Cassazione: viola la Costituzione il divorzio imposto per il cambio di sesso
6 giugno, 2013 | Filled under identità di genere, italia, matrimonio, OPINIONI |
di Marco Gattuso
Con ordinanza n. 14329/2013, pubblicata oggi (pres. Luccioli, est. Acierno), la Corte di Cassazione ha ritenuto che la legge n. 164 del 1982 sul mutamento di sesso sia sospetta di illegittimità costituzionale nella parte in cui prevedrebbe lo scioglimento automatico del matrimonio in caso di mutamento di sesso di uno dei coniugi.
1.Il caso
Qualche anno dopo avere contratto regolare matrimonio con rito cattolico, il marito prendeva coscienza della maturata dissociazione tra il proprio sesso biologico e l’identità di genere cui sentiva di appartenere ed intraprendeva il percorso di mutamento di sesso, in ciò coadiuvato ed assistito dalla moglie che ne condivideva le difficili scelte. Ottenuta dal tribunale di Bologna con sentenza del 30 giugno 2009 l’autorizzazione alla rettificazione di sesso, i coniugi non attivavano alcuna procedura di divorzio, intendendo restare coniugati. Ciò nonostante, scoprivano che l’ufficio di stato civile del Comune di Finale Emilia aveva annotato l’avvenuto «scioglimento del matrimonio», ritenendo che la sentenza di rettificazione di sesso anagrafico avesse prodotto automaticamente la cessazione del vincolo matrimoniale (rectius: la cessazione dei suoi effetti civili).
I coniugi ricorrevano, allora, all’Autorità Giudiziaria sottolineando la loro volontà di restare sposati ed osservando come nella specie non sussistesse alcun provvedimento giurisdizionale che avesse disposto la cessazione del loro matrimonio.

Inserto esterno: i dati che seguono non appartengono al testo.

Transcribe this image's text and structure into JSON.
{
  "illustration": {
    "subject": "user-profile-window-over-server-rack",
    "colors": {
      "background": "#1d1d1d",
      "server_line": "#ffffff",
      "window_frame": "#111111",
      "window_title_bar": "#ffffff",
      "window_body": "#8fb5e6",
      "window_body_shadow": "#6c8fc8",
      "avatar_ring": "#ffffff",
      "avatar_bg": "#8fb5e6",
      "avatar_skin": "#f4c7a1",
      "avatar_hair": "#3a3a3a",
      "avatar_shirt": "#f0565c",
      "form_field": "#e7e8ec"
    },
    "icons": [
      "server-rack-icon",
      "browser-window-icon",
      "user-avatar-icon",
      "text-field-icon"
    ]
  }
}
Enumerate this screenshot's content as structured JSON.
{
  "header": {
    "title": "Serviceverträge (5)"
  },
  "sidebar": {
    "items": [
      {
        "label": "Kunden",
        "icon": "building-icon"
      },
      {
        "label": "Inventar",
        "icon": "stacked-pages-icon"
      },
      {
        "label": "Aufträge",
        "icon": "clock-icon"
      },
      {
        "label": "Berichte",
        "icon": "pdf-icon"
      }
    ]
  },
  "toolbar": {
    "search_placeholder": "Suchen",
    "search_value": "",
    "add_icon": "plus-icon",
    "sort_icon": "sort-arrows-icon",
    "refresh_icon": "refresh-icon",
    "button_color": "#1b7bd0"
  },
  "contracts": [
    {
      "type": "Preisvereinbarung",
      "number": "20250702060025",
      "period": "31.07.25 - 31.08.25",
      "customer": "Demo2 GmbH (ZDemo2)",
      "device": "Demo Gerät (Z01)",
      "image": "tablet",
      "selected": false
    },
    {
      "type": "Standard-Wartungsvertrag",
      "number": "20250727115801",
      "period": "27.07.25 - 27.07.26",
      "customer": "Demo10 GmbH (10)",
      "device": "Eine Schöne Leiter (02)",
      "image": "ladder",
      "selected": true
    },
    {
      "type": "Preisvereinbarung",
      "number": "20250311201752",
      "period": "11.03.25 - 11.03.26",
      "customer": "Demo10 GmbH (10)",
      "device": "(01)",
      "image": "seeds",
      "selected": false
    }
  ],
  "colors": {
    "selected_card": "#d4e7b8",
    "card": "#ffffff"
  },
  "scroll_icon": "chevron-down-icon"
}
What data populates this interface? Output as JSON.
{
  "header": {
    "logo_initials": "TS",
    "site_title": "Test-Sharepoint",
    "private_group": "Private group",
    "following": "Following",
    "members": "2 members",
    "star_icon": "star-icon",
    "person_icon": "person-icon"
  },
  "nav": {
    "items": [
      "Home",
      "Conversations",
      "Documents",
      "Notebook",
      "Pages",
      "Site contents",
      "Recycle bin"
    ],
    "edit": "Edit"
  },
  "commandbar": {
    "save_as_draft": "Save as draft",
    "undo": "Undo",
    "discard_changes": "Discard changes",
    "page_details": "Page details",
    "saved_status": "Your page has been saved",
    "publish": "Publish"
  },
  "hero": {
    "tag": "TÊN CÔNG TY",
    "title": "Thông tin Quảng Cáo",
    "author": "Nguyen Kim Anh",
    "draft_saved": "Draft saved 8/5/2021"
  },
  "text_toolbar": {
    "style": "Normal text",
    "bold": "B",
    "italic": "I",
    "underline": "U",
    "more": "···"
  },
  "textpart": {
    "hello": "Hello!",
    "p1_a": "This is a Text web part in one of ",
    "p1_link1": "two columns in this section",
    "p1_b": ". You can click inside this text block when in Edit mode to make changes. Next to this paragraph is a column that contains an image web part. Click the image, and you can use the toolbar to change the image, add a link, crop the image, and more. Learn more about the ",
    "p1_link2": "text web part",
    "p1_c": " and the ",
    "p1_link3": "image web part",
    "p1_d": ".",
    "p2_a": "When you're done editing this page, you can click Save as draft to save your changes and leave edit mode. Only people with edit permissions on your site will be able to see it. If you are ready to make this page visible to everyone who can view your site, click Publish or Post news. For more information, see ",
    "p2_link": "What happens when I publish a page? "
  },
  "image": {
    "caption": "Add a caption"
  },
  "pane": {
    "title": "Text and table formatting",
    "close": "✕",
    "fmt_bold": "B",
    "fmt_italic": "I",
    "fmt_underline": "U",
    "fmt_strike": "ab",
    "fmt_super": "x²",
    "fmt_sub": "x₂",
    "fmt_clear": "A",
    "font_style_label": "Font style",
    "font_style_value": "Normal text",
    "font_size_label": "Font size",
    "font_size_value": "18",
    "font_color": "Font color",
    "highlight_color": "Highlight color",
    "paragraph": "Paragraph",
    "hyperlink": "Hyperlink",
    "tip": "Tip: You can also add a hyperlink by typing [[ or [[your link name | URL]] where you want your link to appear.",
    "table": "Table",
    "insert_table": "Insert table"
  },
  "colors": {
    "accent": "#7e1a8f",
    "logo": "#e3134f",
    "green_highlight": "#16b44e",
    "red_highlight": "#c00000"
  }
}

Il tribunale di Modena accoglieva il ricorso sostenendo che l’ufficiale di stato civile non avrebbe il potere di sciogliere il matrimonio; la Corte d’Appello di Bologna riformava invece tale decisione ed ora la Corte di Cassazione, ritenuto che in effetti la norma imponga la cessazione del vincolo, manda gli atti alla Corte costituzionale ritenendo la norma lesiva di più articoli della Costituzione.
2. La decisione: una lesione dell’art. 29 Cost.
Secondo la Suprema Corte il “divorzio imposto” ai coniugi contro la loro volontà configura «una compressione del tutto sproporzionata dei diritti della persona legati alla sfera relazionale intersoggettiva, mediante un’ingerenza statuale diretta», ancor più grave in quanto «neanche limitata al soggetto destinatario della pronuncia di rettificazione di attribuzione di sesso, ma estesa anche al coniuge, ancor più ingiustificatamente colpito da tale interferenza». Il divorzio imposto, insomma, «determina l’eliminazione “chirurgica” di una relazione stabile e continuativa che ha dato vita ad un nucleo familiare, costituzionalmente protetto dall’art. 29 Cost.».
I giudici della Corte di cassazione sottolineano come «le scelte appartenenti alla sfera emotiva ed affettiva costituiscono il fondamento dell’autodeterminazione» e come «nella nostra cultura giuridica» le stesse si esplichino «al di fuori di qualsiasi ingerenza statuale»; sottolinea la Corte come «sul canone indefettibile del consenso è fondato in via esclusiva l’istituto del matrimonio, dalla costituzione del vincolo al suo scioglimento» di talché l’opzione normativa del divorzio imposto ex lege incide su un diritto personalissimo e finisce per minare alla radice lo stesso diritto all’identità di genere «in quanto produce l’esclusione di un’altra dimensione di pari rilievo, quella relazionale, all’interno della quale la scelta operata trova generalmente la sua più rilevante manifestazione».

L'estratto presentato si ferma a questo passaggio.